Criminal Minded is worth every re-listen you can squeeze into 2017, and not to mentally strip it for parts and track which were repurposed by the rappers who came later—even if that’s what KRS himself seems to advocate on the closing, title track:
“I’m not a musical maniac or b-boy fanatic
I simply made use of what was upstairs in the attic
I listened to these MCs back when I was a kid
but I bust more shots than they ever did.”

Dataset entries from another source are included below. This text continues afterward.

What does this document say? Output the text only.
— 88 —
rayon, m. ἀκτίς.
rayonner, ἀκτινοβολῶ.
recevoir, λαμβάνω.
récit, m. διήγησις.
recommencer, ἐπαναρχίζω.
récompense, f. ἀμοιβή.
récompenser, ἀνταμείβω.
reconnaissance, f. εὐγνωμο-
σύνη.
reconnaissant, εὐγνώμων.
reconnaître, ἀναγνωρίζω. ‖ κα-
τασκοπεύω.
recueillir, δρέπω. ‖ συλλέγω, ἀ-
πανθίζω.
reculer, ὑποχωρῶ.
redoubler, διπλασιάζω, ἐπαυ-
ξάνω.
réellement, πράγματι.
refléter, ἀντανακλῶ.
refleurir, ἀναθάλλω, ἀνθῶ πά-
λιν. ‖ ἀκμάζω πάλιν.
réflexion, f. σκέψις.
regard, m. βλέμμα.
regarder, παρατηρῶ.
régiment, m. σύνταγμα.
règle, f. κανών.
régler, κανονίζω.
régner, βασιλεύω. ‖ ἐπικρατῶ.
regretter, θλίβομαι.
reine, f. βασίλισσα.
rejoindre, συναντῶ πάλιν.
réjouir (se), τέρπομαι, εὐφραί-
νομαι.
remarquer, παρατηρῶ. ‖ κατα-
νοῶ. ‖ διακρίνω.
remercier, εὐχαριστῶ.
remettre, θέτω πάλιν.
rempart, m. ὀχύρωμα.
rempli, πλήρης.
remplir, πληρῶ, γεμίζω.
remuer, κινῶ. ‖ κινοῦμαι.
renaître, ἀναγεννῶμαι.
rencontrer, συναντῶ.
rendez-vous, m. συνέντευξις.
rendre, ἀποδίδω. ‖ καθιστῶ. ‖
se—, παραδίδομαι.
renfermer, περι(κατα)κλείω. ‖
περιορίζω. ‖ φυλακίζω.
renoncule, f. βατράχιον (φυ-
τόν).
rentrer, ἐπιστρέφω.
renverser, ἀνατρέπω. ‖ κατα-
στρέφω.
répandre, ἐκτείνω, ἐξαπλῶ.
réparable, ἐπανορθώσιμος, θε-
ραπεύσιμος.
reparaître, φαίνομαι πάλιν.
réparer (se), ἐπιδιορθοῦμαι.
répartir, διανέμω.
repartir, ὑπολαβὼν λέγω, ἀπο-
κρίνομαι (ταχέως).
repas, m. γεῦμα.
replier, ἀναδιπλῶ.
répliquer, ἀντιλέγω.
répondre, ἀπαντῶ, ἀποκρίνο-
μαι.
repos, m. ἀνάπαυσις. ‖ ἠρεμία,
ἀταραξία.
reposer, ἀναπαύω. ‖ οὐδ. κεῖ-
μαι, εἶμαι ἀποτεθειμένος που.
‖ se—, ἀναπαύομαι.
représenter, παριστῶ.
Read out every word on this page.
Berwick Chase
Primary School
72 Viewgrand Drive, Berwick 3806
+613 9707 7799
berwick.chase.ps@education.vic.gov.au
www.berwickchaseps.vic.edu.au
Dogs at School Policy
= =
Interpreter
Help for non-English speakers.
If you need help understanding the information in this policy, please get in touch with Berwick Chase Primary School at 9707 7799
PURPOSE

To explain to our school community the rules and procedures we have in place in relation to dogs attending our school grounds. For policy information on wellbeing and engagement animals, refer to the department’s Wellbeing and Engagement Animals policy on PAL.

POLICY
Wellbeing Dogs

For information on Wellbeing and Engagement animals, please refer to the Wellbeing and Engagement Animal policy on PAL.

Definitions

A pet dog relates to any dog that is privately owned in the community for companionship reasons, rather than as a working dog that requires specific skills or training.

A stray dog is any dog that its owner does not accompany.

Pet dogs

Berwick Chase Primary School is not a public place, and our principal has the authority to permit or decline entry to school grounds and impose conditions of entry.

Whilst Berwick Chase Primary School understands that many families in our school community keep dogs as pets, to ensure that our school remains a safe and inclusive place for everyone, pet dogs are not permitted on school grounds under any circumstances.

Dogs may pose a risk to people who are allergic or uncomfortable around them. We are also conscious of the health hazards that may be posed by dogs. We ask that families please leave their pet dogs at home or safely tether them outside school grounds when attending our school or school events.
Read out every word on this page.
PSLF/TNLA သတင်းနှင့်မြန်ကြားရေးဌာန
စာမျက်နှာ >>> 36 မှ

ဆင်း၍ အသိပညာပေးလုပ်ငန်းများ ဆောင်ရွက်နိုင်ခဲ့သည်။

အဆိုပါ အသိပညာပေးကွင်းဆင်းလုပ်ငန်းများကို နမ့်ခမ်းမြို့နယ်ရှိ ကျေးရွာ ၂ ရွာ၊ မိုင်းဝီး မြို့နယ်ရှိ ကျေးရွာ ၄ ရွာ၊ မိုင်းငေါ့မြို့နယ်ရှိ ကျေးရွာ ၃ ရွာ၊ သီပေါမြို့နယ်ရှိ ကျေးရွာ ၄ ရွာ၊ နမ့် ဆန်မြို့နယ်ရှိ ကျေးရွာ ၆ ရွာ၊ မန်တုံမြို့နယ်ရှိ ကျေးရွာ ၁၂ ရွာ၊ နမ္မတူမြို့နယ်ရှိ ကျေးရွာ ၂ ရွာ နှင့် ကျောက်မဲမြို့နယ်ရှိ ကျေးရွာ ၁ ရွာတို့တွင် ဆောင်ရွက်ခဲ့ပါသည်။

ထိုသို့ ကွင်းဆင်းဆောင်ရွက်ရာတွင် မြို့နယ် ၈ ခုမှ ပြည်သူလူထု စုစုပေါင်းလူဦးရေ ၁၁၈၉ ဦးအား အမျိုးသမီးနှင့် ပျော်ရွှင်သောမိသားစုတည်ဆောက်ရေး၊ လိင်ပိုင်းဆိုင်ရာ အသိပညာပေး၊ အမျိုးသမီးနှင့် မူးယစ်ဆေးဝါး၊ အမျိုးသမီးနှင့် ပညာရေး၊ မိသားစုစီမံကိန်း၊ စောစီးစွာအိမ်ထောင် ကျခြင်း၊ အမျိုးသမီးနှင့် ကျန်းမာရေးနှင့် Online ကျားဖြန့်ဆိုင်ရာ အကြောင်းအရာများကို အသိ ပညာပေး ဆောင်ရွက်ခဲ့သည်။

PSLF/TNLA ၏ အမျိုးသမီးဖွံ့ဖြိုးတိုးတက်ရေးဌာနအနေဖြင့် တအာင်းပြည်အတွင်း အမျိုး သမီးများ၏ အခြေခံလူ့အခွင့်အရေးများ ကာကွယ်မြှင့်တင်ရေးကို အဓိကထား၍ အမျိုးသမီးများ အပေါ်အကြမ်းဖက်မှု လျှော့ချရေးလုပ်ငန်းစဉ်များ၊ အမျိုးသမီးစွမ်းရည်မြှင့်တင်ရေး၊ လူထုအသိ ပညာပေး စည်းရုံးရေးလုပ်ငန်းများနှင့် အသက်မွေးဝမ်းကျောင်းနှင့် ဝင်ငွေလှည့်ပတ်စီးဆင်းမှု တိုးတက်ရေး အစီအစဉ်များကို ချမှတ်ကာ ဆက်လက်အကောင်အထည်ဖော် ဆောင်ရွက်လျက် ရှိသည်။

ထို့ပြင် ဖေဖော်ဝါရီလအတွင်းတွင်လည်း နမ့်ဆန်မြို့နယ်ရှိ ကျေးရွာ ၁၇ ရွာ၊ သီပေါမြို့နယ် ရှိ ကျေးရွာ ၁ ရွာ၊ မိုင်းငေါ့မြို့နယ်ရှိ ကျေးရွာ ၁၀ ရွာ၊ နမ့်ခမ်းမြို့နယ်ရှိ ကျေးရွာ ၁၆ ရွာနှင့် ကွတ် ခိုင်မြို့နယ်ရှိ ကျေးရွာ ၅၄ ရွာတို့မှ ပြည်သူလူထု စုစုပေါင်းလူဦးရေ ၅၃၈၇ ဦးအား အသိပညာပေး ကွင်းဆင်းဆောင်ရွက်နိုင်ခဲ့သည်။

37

Criminal Minded is an amber-suspended snapshot of 1986 and ‘87, of Scott learning the tics of his equipment and Kris working out the kinks in his style, of D-Nice dedicating his adolescence to fine-tuning an impressively narrow skill set. Think back to the fact that fully twenty percent of this album is dedicated to a back-and-forth beef for which there are no contextualizing skits or interludes: this was made breathlessly, not with an eye to how it would sound in thirty years. And in doing so, BDP made something that won’t erode no matter how long it’s left out in the elements. See, kings lose crowns, but teachers stay intelligent.
Paul Thompson is a Canadian writer and critic who lives in Los Angeles. His work has appeared in GQ, Rolling Stone, New York Magazine and Playboy, among other outlets.